Q15. The general solution of sin(2x) = cos(x) is
Answer: nπ/2 + π/6 or nπ - π/2
Explanation: Use the identity sin(2x) = 2sin(x)cos(x) and cos(x) = cos(x), then simplify and solve.
Q16. If tan(x) = √3, then x =
Answer: nπ + π/3
Explanation: The tangent function has a period of π, and tan(π/3) = √3, hence the general solution is nπ + π/3.
Q17. The general solution of sin(2x) = 1 is
Answer: nπ/2 + (-1)^n * π/4
Explanation: For sin(2x) = 1, 2x = nπ + (-1)^n * π/2, hence x = nπ/2 + (-1)^n * π/4.

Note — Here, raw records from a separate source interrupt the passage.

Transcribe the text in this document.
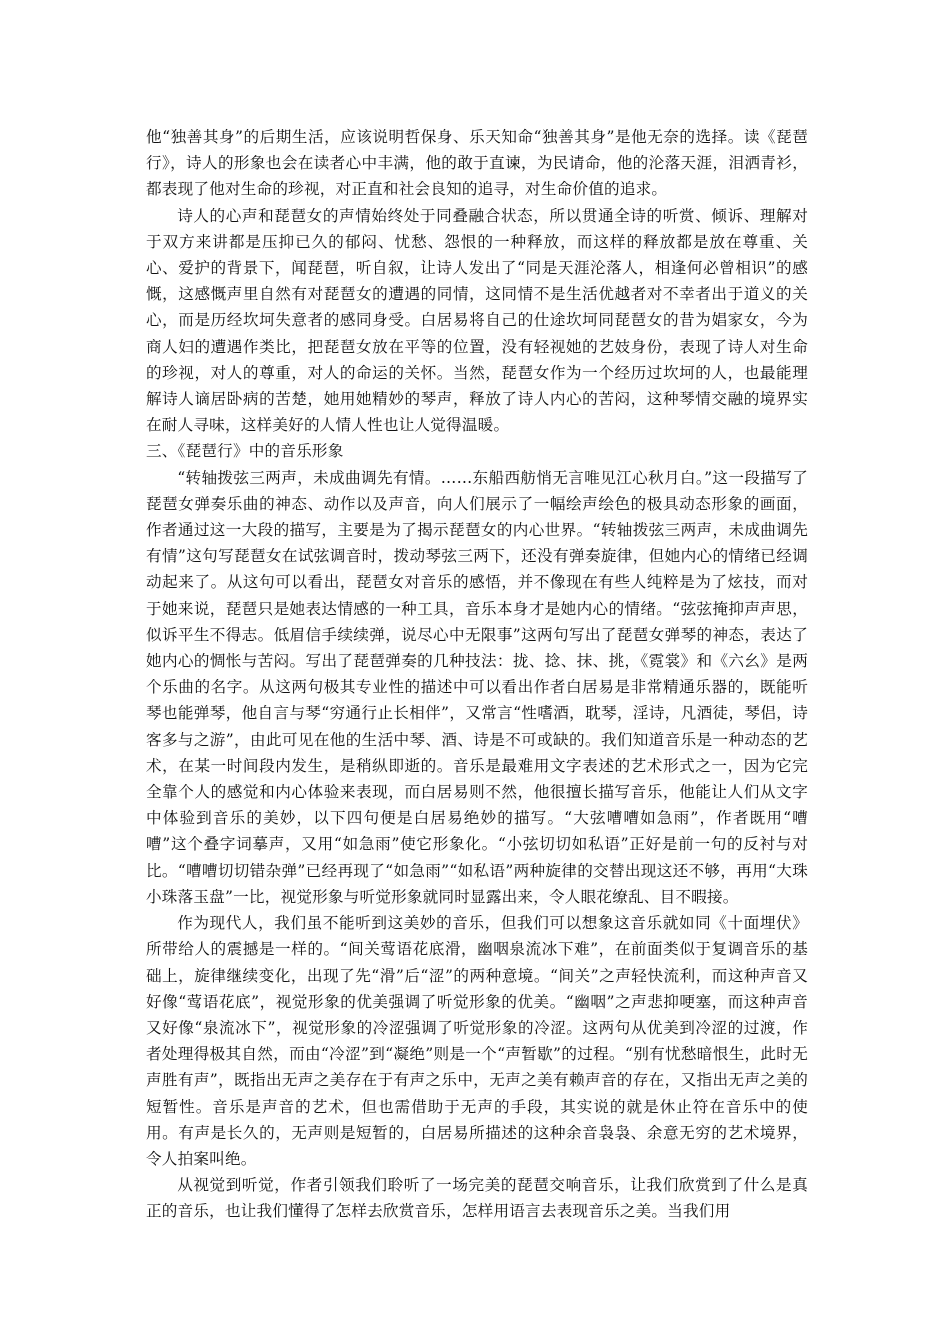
他“独善其身”的后期生活，应该说明哲保身、乐天知命“独善其身”是他无奈的选择。读《琵琶行》，诗人的形象也会在读者心中丰满，他的敢于直谏，为民请命，他的沦落天涯，泪洒青衫，都表现了他对生命的珍视，对正直和社会良知的追寻，对生命价值的追求。

诗人的心声和琵琶女的声情始终处于同叠融合状态，所以贯通全诗的听赏、倾诉、理解对于双方来讲都是压抑已久的郁闷、忧愁、怨恨的一种释放，而这样的释放都是放在尊重、关心、爱护的背景下，闻琵琶，听自叙，让诗人发出了“同是天涯沦落人，相逢何必曾相识”的感慨，这感慨声里自然有对琵琶女的遭遇的同情，这同情不是生活优越者对不幸者出于道义的关心，而是历经坎坷失意者的感同身受。白居易将自己的仕途坎坷同琵琶女的昔为娼家女，今为商人妇的遭遇作类比，把琵琶女放在平等的位置，没有轻视她的艺妓身份，表现了诗人对生命的珍视，对人的尊重，对人的命运的关怀。当然，琵琶女作为一个经历过坎坷的人，也最能理解诗人谪居卧病的苦楚，她用她精妙的琴声，释放了诗人内心的苦闷，这种琴情交融的境界实在耐人寻味，这样美好的人情人性也让人觉得温暖。

三、《琵琶行》中的音乐形象

“转轴拨弦三两声，未成曲调先有情。……东船西舫悄无言唯见江心秋月白。”这一段描写了琵琶女弹奏乐曲的神态、动作以及声音，向人们展示了一幅绘声绘色的极具动态形象的画面，作者通过这一大段的描写，主要是为了揭示琵琶女的内心世界。“转轴拨弦三两声，未成曲调先有情”这句写琵琶女在试弦调音时，拨动琴弦三两下，还没有弹奏旋律，但她内心的情绪已经调动起来了。从这句可以看出，琵琶女对音乐的感悟，并不像现在有些人纯粹是为了炫技，而对于她来说，琵琶只是她表达情感的一种工具，音乐本身才是她内心的情绪。“弦弦掩抑声声思，似诉平生不得志。低眉信手续续弹，说尽心中无限事”这两句写出了琵琶女弹琴的神态，表达了她内心的惆怅与苦闷。写出了琵琶弹奏的几种技法：拢、捻、抹、挑，《霓裳》和《六幺》是两个乐曲的名字。从这两句极其专业性的描述中可以看出作者白居易是非常精通乐器的，既能听琴也能弹琴，他自言与琴“穷通行止长相伴”，又常言“性嗜酒，耽琴，淫诗，凡酒徒，琴侣，诗客多与之游”，由此可见在他的生活中琴、酒、诗是不可或缺的。我们知道音乐是一种动态的艺术，在某一时间段内发生，是稍纵即逝的。音乐是最难用文字表述的艺术形式之一，因为它完全靠个人的感觉和内心体验来表现，而白居易则不然，他很擅长描写音乐，他能让人们从文字中体验到音乐的美妙，以下四句便是白居易绝妙的描写。“大弦嘈嘈如急雨”，作者既用“嘈嘈”这个叠字词摹声，又用“如急雨”使它形象化。“小弦切切如私语”正好是前一句的反衬与对比。“嘈嘈切切错杂弹”已经再现了“如急雨”“如私语”两种旋律的交替出现这还不够，再用“大珠小珠落玉盘”一比，视觉形象与听觉形象就同时显露出来，令人眼花缭乱、目不暇接。

作为现代人，我们虽不能听到这美妙的音乐，但我们可以想象这音乐就如同《十面埋伏》所带给人的震撼是一样的。“间关莺语花底滑，幽咽泉流冰下难”，在前面类似于复调音乐的基础上，旋律继续变化，出现了先“滑”后“涩”的两种意境。“间关”之声轻快流利，而这种声音又好像“莺语花底”，视觉形象的优美强调了听觉形象的优美。“幽咽”之声悲抑哽塞，而这种声音又好像“泉流冰下”，视觉形象的冷涩强调了听觉形象的冷涩。这两句从优美到冷涩的过渡，作者处理得极其自然，而由“冷涩”到“凝绝”则是一个“声暂歇”的过程。“别有忧愁暗恨生，此时无声胜有声”，既指出无声之美存在于有声之乐中，无声之美有赖声音的存在，又指出无声之美的短暂性。音乐是声音的艺术，但也需借助于无声的手段，其实说的就是休止符在音乐中的使用。有声是长久的，无声则是短暂的，白居易所描述的这种余音袅袅、余意无穷的艺术境界，令人拍案叫绝。

从视觉到听觉，作者引领我们聆听了一场完美的琵琶交响音乐，让我们欣赏到了什么是真正的音乐，也让我们懂得了怎样去欣赏音乐，怎样用语言去表现音乐之美。当我们用
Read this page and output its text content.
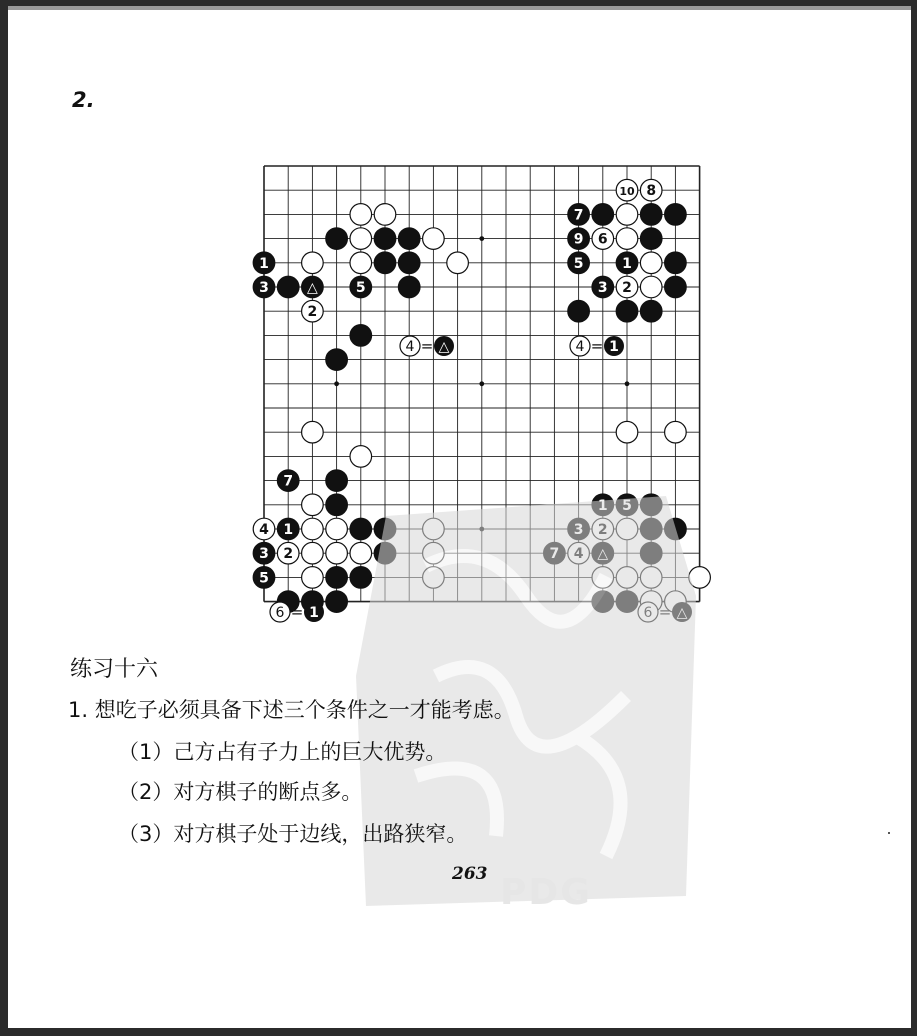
2.
1
3
2
5
△
7
9 6
5	1
3 2
10 8
7
4 1
3 2
5
4 = △	4 = 1
6 = 1
PDG
练习十六
1. 想吃子必须具备下述三个条件之一才能考虑。
（1）己方占有子力上的巨大优势。
（2）对方棋子的断点多。
（3）对方棋子处于边线，出路狭窄。
263
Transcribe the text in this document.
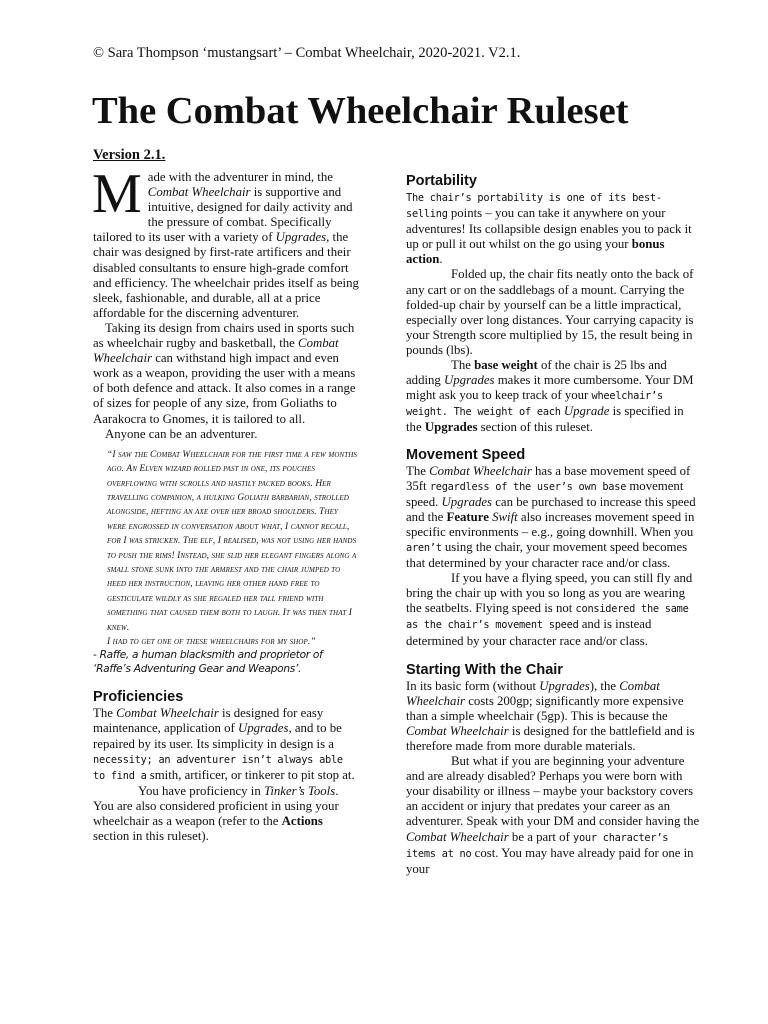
© Sara Thompson ‘mustangsart’ – Combat Wheelchair, 2020-2021. V2.1.
The Combat Wheelchair Ruleset
Version 2.1.

Made with the adventurer in mind, the Combat Wheelchair is supportive and intuitive, designed for daily activity and the pressure of combat. Specifically tailored to its user with a variety of Upgrades, the chair was designed by first-rate artificers and their disabled consultants to ensure high-grade comfort and efficiency. The wheelchair prides itself as being sleek, fashionable, and durable, all at a price affordable for the discerning adventurer.

Taking its design from chairs used in sports such as wheelchair rugby and basketball, the Combat Wheelchair can withstand high impact and even work as a weapon, providing the user with a means of both defence and attack. It also comes in a range of sizes for people of any size, from Goliaths to Aarakocra to Gnomes, it is tailored to all.

Anyone can be an adventurer.

“I saw the Combat Wheelchair for the first time a few months ago. An Elven wizard rolled past in one, its pouches overflowing with scrolls and hastily packed books. Her travelling companion, a hulking Goliath barbarian, strolled alongside, hefting an axe over her broad shoulders. They were engrossed in conversation about what, I cannot recall, for I was stricken. The elf, I realised, was not using her hands to push the rims! Instead, she slid her elegant fingers along a small stone sunk into the armrest and the chair jumped to heed her instruction, leaving her other hand free to gesticulate wildly as she regaled her tall friend with something that caused them both to laugh. It was then that I knew.

I had to get one of these wheelchairs for my shop.”

- Raffe, a human blacksmith and proprietor of ‘Raffe’s Adventuring Gear and Weapons’.

Proficiencies

The Combat Wheelchair is designed for easy maintenance, application of Upgrades, and to be repaired by its user. Its simplicity in design is a necessity; an adventurer isn’t always able to find a smith, artificer, or tinkerer to pit stop at.

You have proficiency in Tinker’s Tools. You are also considered proficient in using your wheelchair as a weapon (refer to the Actions section in this ruleset).

Portability

The chair’s portability is one of its best-selling points – you can take it anywhere on your adventures! Its collapsible design enables you to pack it up or pull it out whilst on the go using your bonus action.

Folded up, the chair fits neatly onto the back of any cart or on the saddlebags of a mount. Carrying the folded-up chair by yourself can be a little impractical, especially over long distances. Your carrying capacity is your Strength score multiplied by 15, the result being in pounds (lbs).

The base weight of the chair is 25 lbs and adding Upgrades makes it more cumbersome. Your DM might ask you to keep track of your wheelchair’s weight. The weight of each Upgrade is specified in the Upgrades section of this ruleset.

Movement Speed

The Combat Wheelchair has a base movement speed of 35ft regardless of the user’s own base movement speed. Upgrades can be purchased to increase this speed and the Feature Swift also increases movement speed in specific environments – e.g., going downhill. When you aren’t using the chair, your movement speed becomes that determined by your character race and/or class.

If you have a flying speed, you can still fly and bring the chair up with you so long as you are wearing the seatbelts. Flying speed is not considered the same as the chair’s movement speed and is instead determined by your character race and/or class.

Starting With the Chair

In its basic form (without Upgrades), the Combat Wheelchair costs 200gp; significantly more expensive than a simple wheelchair (5gp). This is because the Combat Wheelchair is designed for the battlefield and is therefore made from more durable materials.

But what if you are beginning your adventure and are already disabled? Perhaps you were born with your disability or illness – maybe your backstory covers an accident or injury that predates your career as an adventurer. Speak with your DM and consider having the Combat Wheelchair be a part of your character’s items at no cost. You may have already paid for one in your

Q18. The solution of 2cos²(x) - 1 = 0 is
Answer: nπ ± π/4
Explanation: 2cos²(x) - 1 = cos(2x) = 0, hence 2x = (2n+1)π/2, giving x = nπ ± π/4.
Q19. The general solution of tan(3x) = 1 is
Answer: nπ/3 + π/12
Explanation: For tan(3x) = 1, 3x = nπ + π/4, hence x = nπ/3 + π/12.
Q20. If sin(x) + cos(x) = √2, then x =
Answer: 2nπ + π/4
Explanation: Dividing by √2 gives sin(x+π/4) = 1, hence x+π/4 = 2nπ + π/2, so x = 2nπ + π/4.